Excuse what may be a dumb question, but why are we not just building
pyro for example in a Ubuntu 16.04 or centos7 (or anything else with
official containers available) ? Is the performance hit too much,
even with good volume management? And extend that for other branches
of course. But as we look at why people care about such old releases
(or, supporting a current release into the future) it seems like "our
build environment is a container / VM so we can support this on
modern HW" pops up.
The autobuilder is setup for speed so there aren't VMs involved, its
'baremetal'. Containers would be possible but at that point the kernel
isn't the distro kernel and you have permission issues with the qemu
networking for example.
Which issues do you run in to with qemu networking? I honestly don't
know if the U-Boot networking tests we run via qemu under Docker are
more or less complex than what you're running in to.

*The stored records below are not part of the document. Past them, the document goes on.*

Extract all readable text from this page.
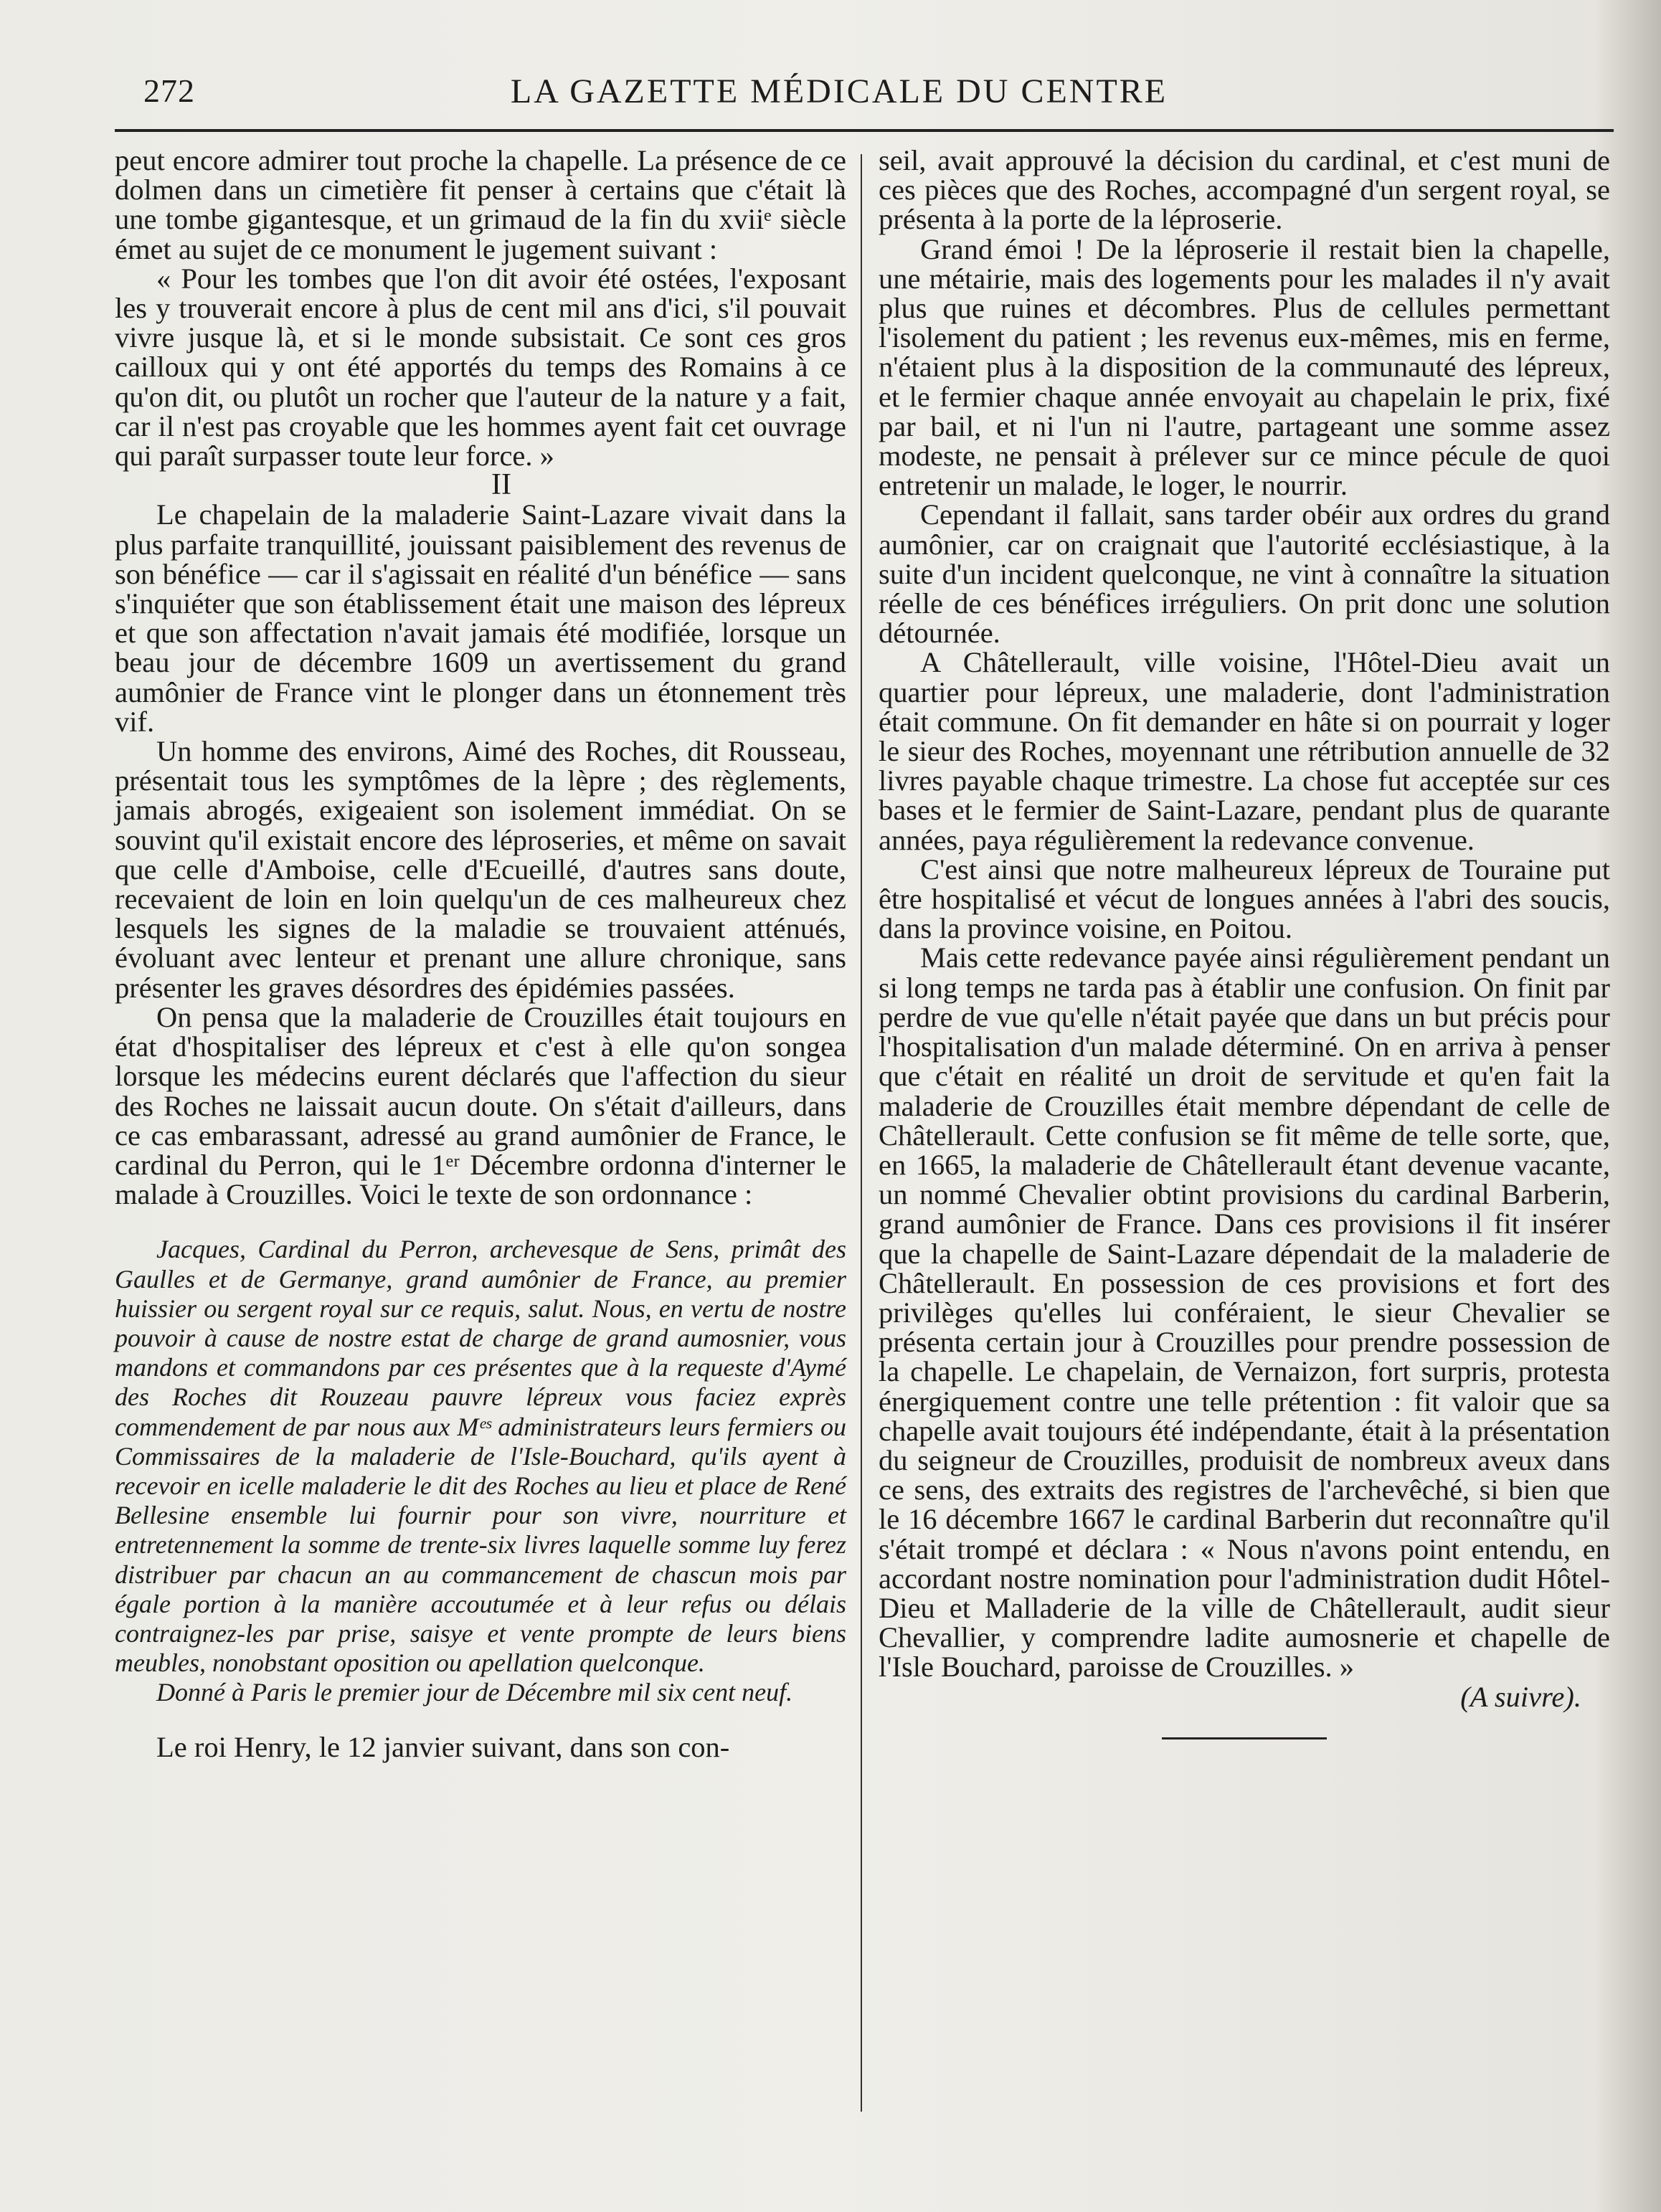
272	LA GAZETTE MÉDICALE DU CENTRE

peut encore admirer tout proche la chapelle. La présence de ce dolmen dans un cimetière fit penser à certains que c'était là une tombe gigantesque, et un grimaud de la fin du xviiᵉ siècle émet au sujet de ce monument le jugement suivant :

« Pour les tombes que l'on dit avoir été ostées, l'exposant les y trouverait encore à plus de cent mil ans d'ici, s'il pouvait vivre jusque là, et si le monde subsistait. Ce sont ces gros cailloux qui y ont été apportés du temps des Romains à ce qu'on dit, ou plutôt un rocher que l'auteur de la nature y a fait, car il n'est pas croyable que les hommes ayent fait cet ouvrage qui paraît surpasser toute leur force. »

II

Le chapelain de la maladerie Saint-Lazare vivait dans la plus parfaite tranquillité, jouissant paisiblement des revenus de son bénéfice — car il s'agissait en réalité d'un bénéfice — sans s'inquiéter que son établissement était une maison des lépreux et que son affectation n'avait jamais été modifiée, lorsque un beau jour de décembre 1609 un avertissement du grand aumônier de France vint le plonger dans un étonnement très vif.

Un homme des environs, Aimé des Roches, dit Rousseau, présentait tous les symptômes de la lèpre ; des règlements, jamais abrogés, exigeaient son isolement immédiat. On se souvint qu'il existait encore des léproseries, et même on savait que celle d'Amboise, celle d'Ecueillé, d'autres sans doute, recevaient de loin en loin quelqu'un de ces malheureux chez lesquels les signes de la maladie se trouvaient atténués, évoluant avec lenteur et prenant une allure chronique, sans présenter les graves désordres des épidémies passées.

On pensa que la maladerie de Crouzilles était toujours en état d'hospitaliser des lépreux et c'est à elle qu'on songea lorsque les médecins eurent déclarés que l'affection du sieur des Roches ne laissait aucun doute. On s'était d'ailleurs, dans ce cas embarassant, adressé au grand aumônier de France, le cardinal du Perron, qui le 1ᵉʳ Décembre ordonna d'interner le malade à Crouzilles. Voici le texte de son ordonnance :

Jacques, Cardinal du Perron, archevesque de Sens, primât des Gaulles et de Germanye, grand aumônier de France, au premier huissier ou sergent royal sur ce requis, salut. Nous, en vertu de nostre pouvoir à cause de nostre estat de charge de grand aumosnier, vous mandons et commandons par ces présentes que à la requeste d'Aymé des Roches dit Rouzeau pauvre lépreux vous faciez exprès commendement de par nous aux Mᵉˢ administrateurs leurs fermiers ou Commissaires de la maladerie de l'Isle-Bouchard, qu'ils ayent à recevoir en icelle maladerie le dit des Roches au lieu et place de René Bellesine ensemble lui fournir pour son vivre, nourriture et entretennement la somme de trente-six livres laquelle somme luy ferez distribuer par chacun an au commancement de chascun mois par égale portion à la manière accoutumée et à leur refus ou délais contraignez-les par prise, saisye et vente prompte de leurs biens meubles, nonobstant oposition ou apellation quelconque.

Donné à Paris le premier jour de Décembre mil six cent neuf.

Le roi Henry, le 12 janvier suivant, dans son con-

seil, avait approuvé la décision du cardinal, et c'est muni de ces pièces que des Roches, accompagné d'un sergent royal, se présenta à la porte de la léproserie.

Grand émoi ! De la léproserie il restait bien la chapelle, une métairie, mais des logements pour les malades il n'y avait plus que ruines et décombres. Plus de cellules permettant l'isolement du patient ; les revenus eux-mêmes, mis en ferme, n'étaient plus à la disposition de la communauté des lépreux, et le fermier chaque année envoyait au chapelain le prix, fixé par bail, et ni l'un ni l'autre, partageant une somme assez modeste, ne pensait à prélever sur ce mince pécule de quoi entretenir un malade, le loger, le nourrir.

Cependant il fallait, sans tarder obéir aux ordres du grand aumônier, car on craignait que l'autorité ecclésiastique, à la suite d'un incident quelconque, ne vint à connaître la situation réelle de ces bénéfices irréguliers. On prit donc une solution détournée.

A Châtellerault, ville voisine, l'Hôtel-Dieu avait un quartier pour lépreux, une maladerie, dont l'administration était commune. On fit demander en hâte si on pourrait y loger le sieur des Roches, moyennant une rétribution annuelle de 32 livres payable chaque trimestre. La chose fut acceptée sur ces bases et le fermier de Saint-Lazare, pendant plus de quarante années, paya régulièrement la redevance convenue.

C'est ainsi que notre malheureux lépreux de Touraine put être hospitalisé et vécut de longues années à l'abri des soucis, dans la province voisine, en Poitou.

Mais cette redevance payée ainsi régulièrement pendant un si long temps ne tarda pas à établir une confusion. On finit par perdre de vue qu'elle n'était payée que dans un but précis pour l'hospitalisation d'un malade déterminé. On en arriva à penser que c'était en réalité un droit de servitude et qu'en fait la maladerie de Crouzilles était membre dépendant de celle de Châtellerault. Cette confusion se fit même de telle sorte, que, en 1665, la maladerie de Châtellerault étant devenue vacante, un nommé Chevalier obtint provisions du cardinal Barberin, grand aumônier de France. Dans ces provisions il fit insérer que la chapelle de Saint-Lazare dépendait de la maladerie de Châtellerault. En possession de ces provisions et fort des privilèges qu'elles lui conféraient, le sieur Chevalier se présenta certain jour à Crouzilles pour prendre possession de la chapelle. Le chapelain, de Vernaizon, fort surpris, protesta énergiquement contre une telle prétention : fit valoir que sa chapelle avait toujours été indépendante, était à la présentation du seigneur de Crouzilles, produisit de nombreux aveux dans ce sens, des extraits des registres de l'archevêché, si bien que le 16 décembre 1667 le cardinal Barberin dut reconnaître qu'il s'était trompé et déclara : « Nous n'avons point entendu, en accordant nostre nomination pour l'administration dudit Hôtel-Dieu et Malladerie de la ville de Châtellerault, audit sieur Chevallier, y comprendre ladite aumosnerie et chapelle de l'Isle Bouchard, paroisse de Crouzilles. »

(A suivre).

Speed is extremely important as we have about a 6 hour build test time
but a *massive* test range (e.g. all the gcc/glibc test suites on each
arch, build+boot test all the arches under qemu for sysvinit+systemd,
oe-selftest on each distro). I am already tearing my hair out trying to
maintain what we have and deal with the races, adding in containers
into the mix simply isn't something I can face.

We do have older distros in the cluster for a time, e.g. centos7 is
still there although we've replaced the OS on some of the original
centos7 workers as the hardware had disk failures so there aren't as
many of them as there were. Centos7 gives us problems trying to build
master.
The reason I was thinking about containers is that it should remove some
of what you have to face. Paul may or may not want to chime in on how
workable it ended up being for a particular customer, but leveraging
CROPS to setup build environment of a supported host and then running it
on whatever the available build hardware is, was good. It sounds like
part of the autobuilder problem is that it has to be a specific set of
hand-crafted machines and that in turn feels like we've lost the
thread, so to speak, about having a reproducible build system. 6 hours
even beats my U-Boot world before/after times, so I do get the dread of
"now it might take 5% longer, which is a very real more wallclock time.
But if it means more builders could be available as they're easy to spin
up, that could bring the overall time down.

So this plan is the best practical approach we can come up with to
allow us to be able to build older releases yet not change the
autobuilders too much and cause new sets of problems. I should have
mentioned this, I just assume people kind of know this, sorry.
Since I don't want to put even more on your plate, what kind of is the
reasonable test to try here? Or is it hard to say since it's not just
"MACHINE=qemux86-64 bitbake world" but also "run this and that and
something else" ?

--
Tom


Richard Purdie
 

On Mon, 2020-09-07 at 17:19 -0400, Tom Rini wrote:
On Mon, Sep 07, 2020 at 10:03:36PM +0100, Richard Purdie wrote:
On Mon, 2020-09-07 at 16:55 -0400, Tom Rini wrote:
The autobuilder is setup for speed so there aren't VMs involved, its
'baremetal'. Containers would be possible but at that point the kernel
isn't the distro kernel and you have permission issues with the qemu
networking for example.
Which issues do you run in to with qemu networking? I honestly don't
know if the U-Boot networking tests we run via qemu under Docker are
more or less complex than what you're running in to.
Its the tun/tap device requirement that tends to be the pain point.
Being able to ssh from the host OS into the qemu target image is a
central requirement of oeqa. Everyone tells me it should use
portmapping and slirp instead to avoid the privs problems and the
container issues which is great but not implemented.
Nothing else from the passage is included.